2000 News Story

Kingdom marks International Desertification Day

In a speech marking the international day for combating desertification, which falls tomorrow, Minister of Agriculture and Water Dr. Abdullah Bin Abdulaziz Bin Muammar spoke of desertification as one of the most serious environmental problems, with its negative impact on food sources, human health, and people's way of life. Saudi Arabia, he said, has been concerned about the problem since the early 1960s, contributing regularly to the International Fund for Agricultural Development (IFAD), providing soft loans to developing countries, and extending assistance to them in times of natural disasters and emergencies. The Kingdom is a signatory to the United Nations Convention to Combat Desertification of June 17, 1994.

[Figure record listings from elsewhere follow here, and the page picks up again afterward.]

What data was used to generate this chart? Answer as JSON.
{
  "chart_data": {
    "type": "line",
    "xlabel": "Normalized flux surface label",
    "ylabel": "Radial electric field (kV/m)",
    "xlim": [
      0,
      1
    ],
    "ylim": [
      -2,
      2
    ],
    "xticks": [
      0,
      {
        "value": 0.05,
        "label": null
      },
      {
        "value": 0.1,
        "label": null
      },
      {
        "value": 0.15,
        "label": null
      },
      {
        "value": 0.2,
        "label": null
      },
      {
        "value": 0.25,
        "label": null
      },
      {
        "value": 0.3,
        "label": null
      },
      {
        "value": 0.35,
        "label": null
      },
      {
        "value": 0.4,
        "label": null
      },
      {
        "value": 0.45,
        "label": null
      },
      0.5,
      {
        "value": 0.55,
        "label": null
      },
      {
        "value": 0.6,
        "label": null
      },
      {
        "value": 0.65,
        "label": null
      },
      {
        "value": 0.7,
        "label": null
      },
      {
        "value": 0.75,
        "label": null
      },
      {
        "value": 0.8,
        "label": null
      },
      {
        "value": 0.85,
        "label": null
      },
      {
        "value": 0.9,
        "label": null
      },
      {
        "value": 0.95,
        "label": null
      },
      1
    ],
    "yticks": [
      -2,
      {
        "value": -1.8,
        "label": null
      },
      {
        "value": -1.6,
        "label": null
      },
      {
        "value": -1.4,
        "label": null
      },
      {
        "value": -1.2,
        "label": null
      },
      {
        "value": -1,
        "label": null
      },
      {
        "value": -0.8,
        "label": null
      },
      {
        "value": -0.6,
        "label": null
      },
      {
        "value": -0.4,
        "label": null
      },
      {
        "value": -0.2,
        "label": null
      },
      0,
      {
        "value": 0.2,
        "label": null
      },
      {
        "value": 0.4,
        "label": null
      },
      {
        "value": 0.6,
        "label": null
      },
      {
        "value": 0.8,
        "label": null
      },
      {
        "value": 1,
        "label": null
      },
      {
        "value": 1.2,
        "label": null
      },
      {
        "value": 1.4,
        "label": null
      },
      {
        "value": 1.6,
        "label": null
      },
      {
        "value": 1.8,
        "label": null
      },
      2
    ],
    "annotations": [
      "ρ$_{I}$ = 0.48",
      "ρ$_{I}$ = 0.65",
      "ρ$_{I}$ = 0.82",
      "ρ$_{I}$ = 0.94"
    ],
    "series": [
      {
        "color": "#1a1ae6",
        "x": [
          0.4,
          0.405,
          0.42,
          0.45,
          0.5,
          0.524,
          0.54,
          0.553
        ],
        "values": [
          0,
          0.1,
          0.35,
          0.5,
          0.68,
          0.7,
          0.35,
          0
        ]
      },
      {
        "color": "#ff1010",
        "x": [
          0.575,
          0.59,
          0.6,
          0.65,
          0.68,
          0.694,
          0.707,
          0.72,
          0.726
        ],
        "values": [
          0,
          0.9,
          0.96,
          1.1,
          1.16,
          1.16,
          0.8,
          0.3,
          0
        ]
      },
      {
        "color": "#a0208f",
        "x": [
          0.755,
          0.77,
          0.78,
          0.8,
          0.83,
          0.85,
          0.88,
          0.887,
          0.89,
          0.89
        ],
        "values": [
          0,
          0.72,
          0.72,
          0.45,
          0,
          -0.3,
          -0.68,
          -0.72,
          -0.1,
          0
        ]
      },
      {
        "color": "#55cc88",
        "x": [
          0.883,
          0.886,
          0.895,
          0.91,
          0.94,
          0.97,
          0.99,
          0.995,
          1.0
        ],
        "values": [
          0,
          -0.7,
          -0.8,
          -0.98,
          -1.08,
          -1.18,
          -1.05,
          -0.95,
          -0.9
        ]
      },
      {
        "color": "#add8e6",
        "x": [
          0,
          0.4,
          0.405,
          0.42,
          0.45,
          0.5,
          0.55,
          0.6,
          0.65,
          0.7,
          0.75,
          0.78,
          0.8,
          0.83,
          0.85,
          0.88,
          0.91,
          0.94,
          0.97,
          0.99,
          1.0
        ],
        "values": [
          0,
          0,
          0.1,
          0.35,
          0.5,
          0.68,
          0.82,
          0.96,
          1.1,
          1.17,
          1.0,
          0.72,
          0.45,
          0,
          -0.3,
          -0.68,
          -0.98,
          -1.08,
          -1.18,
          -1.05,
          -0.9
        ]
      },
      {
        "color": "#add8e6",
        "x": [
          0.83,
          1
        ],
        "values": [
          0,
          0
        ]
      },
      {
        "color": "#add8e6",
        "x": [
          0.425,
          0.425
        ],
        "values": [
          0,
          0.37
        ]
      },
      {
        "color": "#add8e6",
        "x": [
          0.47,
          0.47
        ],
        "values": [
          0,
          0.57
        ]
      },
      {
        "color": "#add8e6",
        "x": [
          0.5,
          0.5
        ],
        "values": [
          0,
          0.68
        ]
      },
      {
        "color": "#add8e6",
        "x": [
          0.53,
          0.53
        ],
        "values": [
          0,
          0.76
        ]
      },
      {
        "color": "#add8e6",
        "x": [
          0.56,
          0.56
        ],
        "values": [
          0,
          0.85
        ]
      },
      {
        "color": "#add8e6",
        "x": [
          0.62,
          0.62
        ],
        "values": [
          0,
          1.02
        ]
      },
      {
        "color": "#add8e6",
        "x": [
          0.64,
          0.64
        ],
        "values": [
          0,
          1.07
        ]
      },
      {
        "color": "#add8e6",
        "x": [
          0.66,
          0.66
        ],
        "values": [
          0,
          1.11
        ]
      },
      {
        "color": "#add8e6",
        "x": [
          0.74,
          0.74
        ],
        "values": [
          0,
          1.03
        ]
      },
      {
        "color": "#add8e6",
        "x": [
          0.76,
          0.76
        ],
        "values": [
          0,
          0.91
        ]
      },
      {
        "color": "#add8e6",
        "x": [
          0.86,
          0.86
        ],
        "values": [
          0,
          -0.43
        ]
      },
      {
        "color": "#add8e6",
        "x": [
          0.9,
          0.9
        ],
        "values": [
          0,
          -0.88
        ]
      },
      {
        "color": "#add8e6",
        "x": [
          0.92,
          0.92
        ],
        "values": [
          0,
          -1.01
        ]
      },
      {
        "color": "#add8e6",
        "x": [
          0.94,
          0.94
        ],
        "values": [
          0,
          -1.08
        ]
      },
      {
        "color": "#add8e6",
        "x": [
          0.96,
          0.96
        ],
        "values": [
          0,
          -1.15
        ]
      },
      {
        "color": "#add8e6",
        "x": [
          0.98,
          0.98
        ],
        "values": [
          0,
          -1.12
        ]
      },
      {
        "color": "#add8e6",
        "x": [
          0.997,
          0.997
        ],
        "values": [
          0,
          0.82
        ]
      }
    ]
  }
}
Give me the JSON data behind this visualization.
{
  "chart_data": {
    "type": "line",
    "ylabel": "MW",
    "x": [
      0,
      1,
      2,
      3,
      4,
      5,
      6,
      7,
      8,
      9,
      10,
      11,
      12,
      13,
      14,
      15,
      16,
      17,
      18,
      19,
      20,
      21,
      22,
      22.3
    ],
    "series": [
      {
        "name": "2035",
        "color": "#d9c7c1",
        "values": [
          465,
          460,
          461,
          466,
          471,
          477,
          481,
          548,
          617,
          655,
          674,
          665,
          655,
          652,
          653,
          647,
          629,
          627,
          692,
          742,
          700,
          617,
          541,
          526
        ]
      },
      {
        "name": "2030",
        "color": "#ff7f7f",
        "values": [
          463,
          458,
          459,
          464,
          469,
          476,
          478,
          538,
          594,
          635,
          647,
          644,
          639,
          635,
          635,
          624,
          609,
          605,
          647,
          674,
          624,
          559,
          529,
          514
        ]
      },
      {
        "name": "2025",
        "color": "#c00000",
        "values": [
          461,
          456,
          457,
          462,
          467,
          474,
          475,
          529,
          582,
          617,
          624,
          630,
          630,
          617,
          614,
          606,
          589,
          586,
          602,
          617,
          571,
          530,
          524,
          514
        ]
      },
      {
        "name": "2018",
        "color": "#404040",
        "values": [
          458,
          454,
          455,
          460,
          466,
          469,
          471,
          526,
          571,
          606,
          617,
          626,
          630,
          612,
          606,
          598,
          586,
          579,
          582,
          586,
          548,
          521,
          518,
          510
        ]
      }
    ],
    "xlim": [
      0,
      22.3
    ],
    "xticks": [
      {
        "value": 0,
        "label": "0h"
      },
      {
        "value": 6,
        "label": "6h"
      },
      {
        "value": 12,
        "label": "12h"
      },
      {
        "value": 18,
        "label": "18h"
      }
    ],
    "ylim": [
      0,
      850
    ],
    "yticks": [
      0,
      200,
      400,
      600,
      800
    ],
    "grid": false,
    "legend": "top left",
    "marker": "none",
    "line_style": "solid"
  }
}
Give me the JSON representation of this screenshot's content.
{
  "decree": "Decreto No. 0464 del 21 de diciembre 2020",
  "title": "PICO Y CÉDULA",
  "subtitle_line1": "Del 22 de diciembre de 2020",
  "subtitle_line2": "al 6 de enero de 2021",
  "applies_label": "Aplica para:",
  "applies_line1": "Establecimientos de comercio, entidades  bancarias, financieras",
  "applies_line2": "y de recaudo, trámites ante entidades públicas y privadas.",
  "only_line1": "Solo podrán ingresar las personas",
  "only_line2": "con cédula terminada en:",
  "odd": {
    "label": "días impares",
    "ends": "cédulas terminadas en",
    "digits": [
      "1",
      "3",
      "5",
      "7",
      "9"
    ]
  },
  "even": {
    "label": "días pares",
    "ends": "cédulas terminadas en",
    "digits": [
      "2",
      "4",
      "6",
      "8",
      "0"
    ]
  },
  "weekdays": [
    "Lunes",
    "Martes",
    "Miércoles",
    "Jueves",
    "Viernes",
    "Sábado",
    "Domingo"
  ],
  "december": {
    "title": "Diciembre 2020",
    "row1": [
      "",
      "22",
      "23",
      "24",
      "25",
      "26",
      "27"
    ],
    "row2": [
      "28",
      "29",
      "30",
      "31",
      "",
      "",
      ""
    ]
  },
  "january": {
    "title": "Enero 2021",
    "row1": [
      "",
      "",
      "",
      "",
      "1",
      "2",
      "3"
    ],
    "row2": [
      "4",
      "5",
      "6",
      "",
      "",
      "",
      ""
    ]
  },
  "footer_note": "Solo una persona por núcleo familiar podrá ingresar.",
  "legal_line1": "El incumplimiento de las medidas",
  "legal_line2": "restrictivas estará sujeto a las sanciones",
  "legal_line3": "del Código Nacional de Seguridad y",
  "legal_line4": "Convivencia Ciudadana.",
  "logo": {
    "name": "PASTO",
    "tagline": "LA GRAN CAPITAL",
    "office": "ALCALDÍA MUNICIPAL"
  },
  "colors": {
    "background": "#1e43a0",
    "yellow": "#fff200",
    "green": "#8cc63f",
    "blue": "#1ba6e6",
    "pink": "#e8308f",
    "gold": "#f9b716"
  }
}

Saudi Arabia, Dr. Muammar explained, lies within the globe's desert zone.  Aware of the hazards of urbanization, unplanned pastureland, and tree-felling that exacerbate the problem of desertification, the Kingdom has taken measures over the past thirty years to preserve the country's natural environment, such as monitoring changes, conducting research and training, developing water resources, preventing the creeping of sand dunes, and expanding green open spaces. Although there are climatic elements, including lack of rainfall and high temperatures, drought is only part of the phenomenon of desertification, since there is no evidence of any fundamental climate change in the Arabian Peninsula. The major reason for desertification is the increase in human activities, such as intensified exploitation of agricultural land, irrational management of resources, misguided use of pasture, and haphazard irrigation.
Quoting figures on desertification, Dr. Muammar reported that the world annually loses 24 billion tons of surface soil; and that desertification is affecting about 70 percent of agricultural land in 110 countries worldwide, 2.5 billion hectares of it in Asia and Africa. According to the United Nations Environment Program (UNEP), the global financial loss from desertification amounts to U.S. $ 4 billion each year. Food sources for one-sixth of the world's population are endangered, and nearly 135 million people face the threat of displacement in search of food resources.